No aspect of the scandal surrounding President Donald J. Trump’s hidden relations with Russia has been more controversial than the reputed summer 2016 trip to the Czech Republic by Michael Cohen, Trump’s longtime consigliere. Now, a confluence of intelligence that’s found its way into the hands of special counsel Robert Mueller may finally provide some long-awaited answers.
As reported in the contested dossier compiled by Christopher Steele, the former British senior intelligence officer and Russia expert, Cohen sojourned to Prague in late August or early September of our election year to secretly parley with Kremlin representatives. In Steele’s telling, Cohen went to the Czech Republic to deliver cash to Russian hackers to help swing the 2016 election Trump’s way. This account, if true, describes unambiguous collusion between the Trump campaign and the Kremlin—exactly what the president has always denied occurred. If Cohen met with Russian spies in the late summer of 2016 to conspire against Hillary Clinton, that’s something a lot of Americans would term treason.

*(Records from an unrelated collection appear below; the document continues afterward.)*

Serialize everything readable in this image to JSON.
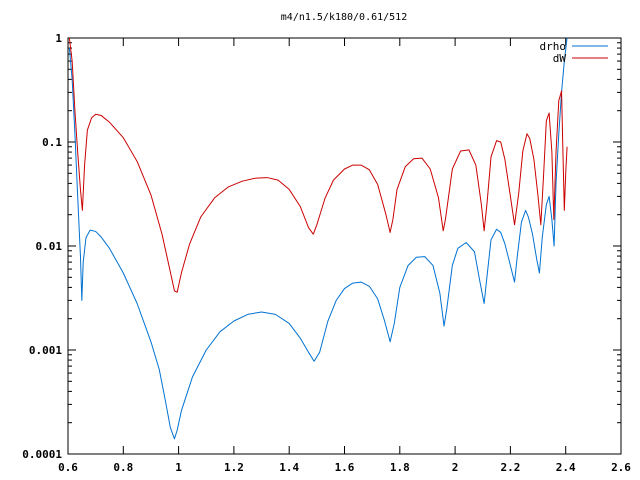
{
  "chart_data": {
    "type": "line",
    "title": "m4/n1.5/k180/0.61/512",
    "xlabel": "",
    "ylabel": "",
    "xlim": [
      0.6,
      2.6
    ],
    "ylim": [
      0.0001,
      1
    ],
    "yscale": "log",
    "grid": false,
    "legend_position": "top-right",
    "xticks": [
      0.6,
      0.8,
      1.0,
      1.2,
      1.4,
      1.6,
      1.8,
      2.0,
      2.2,
      2.4,
      2.6
    ],
    "xtick_labels": [
      "0.6",
      "0.8",
      "1",
      "1.2",
      "1.4",
      "1.6",
      "1.8",
      "2",
      "2.2",
      "2.4",
      "2.6"
    ],
    "yticks": [
      0.0001,
      0.001,
      0.01,
      0.1,
      1
    ],
    "ytick_labels": [
      "0.0001",
      "0.001",
      "0.01",
      "0.1",
      "1"
    ],
    "series": [
      {
        "name": "drho",
        "color": "#0072d2",
        "points": [
          [
            0.605,
            0.8
          ],
          [
            0.615,
            0.4
          ],
          [
            0.625,
            0.12
          ],
          [
            0.635,
            0.03
          ],
          [
            0.645,
            0.008
          ],
          [
            0.65,
            0.003
          ],
          [
            0.655,
            0.007
          ],
          [
            0.665,
            0.012
          ],
          [
            0.68,
            0.0142
          ],
          [
            0.7,
            0.0138
          ],
          [
            0.72,
            0.0122
          ],
          [
            0.75,
            0.0095
          ],
          [
            0.8,
            0.0055
          ],
          [
            0.85,
            0.0028
          ],
          [
            0.9,
            0.0012
          ],
          [
            0.93,
            0.00065
          ],
          [
            0.95,
            0.00035
          ],
          [
            0.97,
            0.00018
          ],
          [
            0.985,
            0.00014
          ],
          [
            0.995,
            0.00017
          ],
          [
            1.01,
            0.00026
          ],
          [
            1.05,
            0.00055
          ],
          [
            1.1,
            0.001
          ],
          [
            1.15,
            0.0015
          ],
          [
            1.2,
            0.0019
          ],
          [
            1.25,
            0.0022
          ],
          [
            1.3,
            0.00232
          ],
          [
            1.35,
            0.0022
          ],
          [
            1.4,
            0.0018
          ],
          [
            1.44,
            0.0013
          ],
          [
            1.47,
            0.00095
          ],
          [
            1.49,
            0.00078
          ],
          [
            1.51,
            0.00095
          ],
          [
            1.54,
            0.0019
          ],
          [
            1.57,
            0.003
          ],
          [
            1.6,
            0.0039
          ],
          [
            1.63,
            0.0044
          ],
          [
            1.66,
            0.0045
          ],
          [
            1.69,
            0.0041
          ],
          [
            1.72,
            0.0031
          ],
          [
            1.745,
            0.0019
          ],
          [
            1.765,
            0.0012
          ],
          [
            1.78,
            0.0018
          ],
          [
            1.8,
            0.004
          ],
          [
            1.83,
            0.0065
          ],
          [
            1.86,
            0.0078
          ],
          [
            1.89,
            0.0079
          ],
          [
            1.92,
            0.0065
          ],
          [
            1.945,
            0.0035
          ],
          [
            1.96,
            0.0017
          ],
          [
            1.97,
            0.0025
          ],
          [
            1.99,
            0.0065
          ],
          [
            2.01,
            0.0095
          ],
          [
            2.04,
            0.0108
          ],
          [
            2.07,
            0.0088
          ],
          [
            2.09,
            0.0045
          ],
          [
            2.105,
            0.0028
          ],
          [
            2.115,
            0.005
          ],
          [
            2.13,
            0.0115
          ],
          [
            2.15,
            0.0145
          ],
          [
            2.165,
            0.0135
          ],
          [
            2.18,
            0.0105
          ],
          [
            2.2,
            0.0065
          ],
          [
            2.215,
            0.0045
          ],
          [
            2.225,
            0.008
          ],
          [
            2.24,
            0.017
          ],
          [
            2.255,
            0.022
          ],
          [
            2.265,
            0.019
          ],
          [
            2.28,
            0.013
          ],
          [
            2.295,
            0.0075
          ],
          [
            2.305,
            0.0055
          ],
          [
            2.315,
            0.012
          ],
          [
            2.33,
            0.025
          ],
          [
            2.34,
            0.03
          ],
          [
            2.35,
            0.018
          ],
          [
            2.358,
            0.01
          ],
          [
            2.365,
            0.04
          ],
          [
            2.375,
            0.12
          ],
          [
            2.385,
            0.3
          ],
          [
            2.395,
            0.6
          ],
          [
            2.405,
            1.0
          ]
        ]
      },
      {
        "name": "dW",
        "color": "#cc0000",
        "points": [
          [
            0.605,
            1.0
          ],
          [
            0.615,
            0.6
          ],
          [
            0.625,
            0.2
          ],
          [
            0.635,
            0.08
          ],
          [
            0.645,
            0.035
          ],
          [
            0.652,
            0.022
          ],
          [
            0.66,
            0.06
          ],
          [
            0.67,
            0.13
          ],
          [
            0.685,
            0.17
          ],
          [
            0.7,
            0.185
          ],
          [
            0.72,
            0.18
          ],
          [
            0.75,
            0.155
          ],
          [
            0.8,
            0.11
          ],
          [
            0.85,
            0.065
          ],
          [
            0.9,
            0.031
          ],
          [
            0.94,
            0.013
          ],
          [
            0.965,
            0.0065
          ],
          [
            0.985,
            0.0037
          ],
          [
            0.995,
            0.0036
          ],
          [
            1.01,
            0.0055
          ],
          [
            1.04,
            0.0105
          ],
          [
            1.08,
            0.019
          ],
          [
            1.13,
            0.029
          ],
          [
            1.18,
            0.037
          ],
          [
            1.23,
            0.042
          ],
          [
            1.28,
            0.045
          ],
          [
            1.32,
            0.0455
          ],
          [
            1.36,
            0.043
          ],
          [
            1.4,
            0.035
          ],
          [
            1.44,
            0.024
          ],
          [
            1.47,
            0.015
          ],
          [
            1.487,
            0.013
          ],
          [
            1.5,
            0.016
          ],
          [
            1.53,
            0.029
          ],
          [
            1.56,
            0.043
          ],
          [
            1.6,
            0.055
          ],
          [
            1.63,
            0.06
          ],
          [
            1.66,
            0.06
          ],
          [
            1.69,
            0.054
          ],
          [
            1.72,
            0.039
          ],
          [
            1.75,
            0.02
          ],
          [
            1.765,
            0.0135
          ],
          [
            1.775,
            0.018
          ],
          [
            1.79,
            0.035
          ],
          [
            1.82,
            0.058
          ],
          [
            1.85,
            0.069
          ],
          [
            1.88,
            0.07
          ],
          [
            1.91,
            0.055
          ],
          [
            1.94,
            0.029
          ],
          [
            1.957,
            0.014
          ],
          [
            1.965,
            0.018
          ],
          [
            1.99,
            0.055
          ],
          [
            2.02,
            0.082
          ],
          [
            2.05,
            0.084
          ],
          [
            2.075,
            0.06
          ],
          [
            2.095,
            0.025
          ],
          [
            2.105,
            0.014
          ],
          [
            2.115,
            0.025
          ],
          [
            2.13,
            0.072
          ],
          [
            2.15,
            0.103
          ],
          [
            2.165,
            0.1
          ],
          [
            2.18,
            0.068
          ],
          [
            2.2,
            0.03
          ],
          [
            2.215,
            0.016
          ],
          [
            2.23,
            0.032
          ],
          [
            2.245,
            0.082
          ],
          [
            2.26,
            0.12
          ],
          [
            2.27,
            0.108
          ],
          [
            2.285,
            0.068
          ],
          [
            2.3,
            0.03
          ],
          [
            2.31,
            0.016
          ],
          [
            2.32,
            0.048
          ],
          [
            2.33,
            0.16
          ],
          [
            2.34,
            0.19
          ],
          [
            2.35,
            0.08
          ],
          [
            2.357,
            0.018
          ],
          [
            2.365,
            0.08
          ],
          [
            2.375,
            0.25
          ],
          [
            2.385,
            0.31
          ],
          [
            2.39,
            0.08
          ],
          [
            2.395,
            0.022
          ],
          [
            2.4,
            0.05
          ],
          [
            2.405,
            0.09
          ]
        ]
      }
    ]
  }
}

But did it happen? Cohen has always denied it did, while Team Trump have gone out of their way to attack the story, and Steele generally. Except Steele never claimed that everything in his dossier was corroborated. It’s raw human intelligence, taken from sources Steele couldn’t always talk to directly, and it undoubtedly includes some Russian disinformation. In particular, the Kremlin has spread lies about the Prague meeting, which indicates there may be something they’re trying to hide there.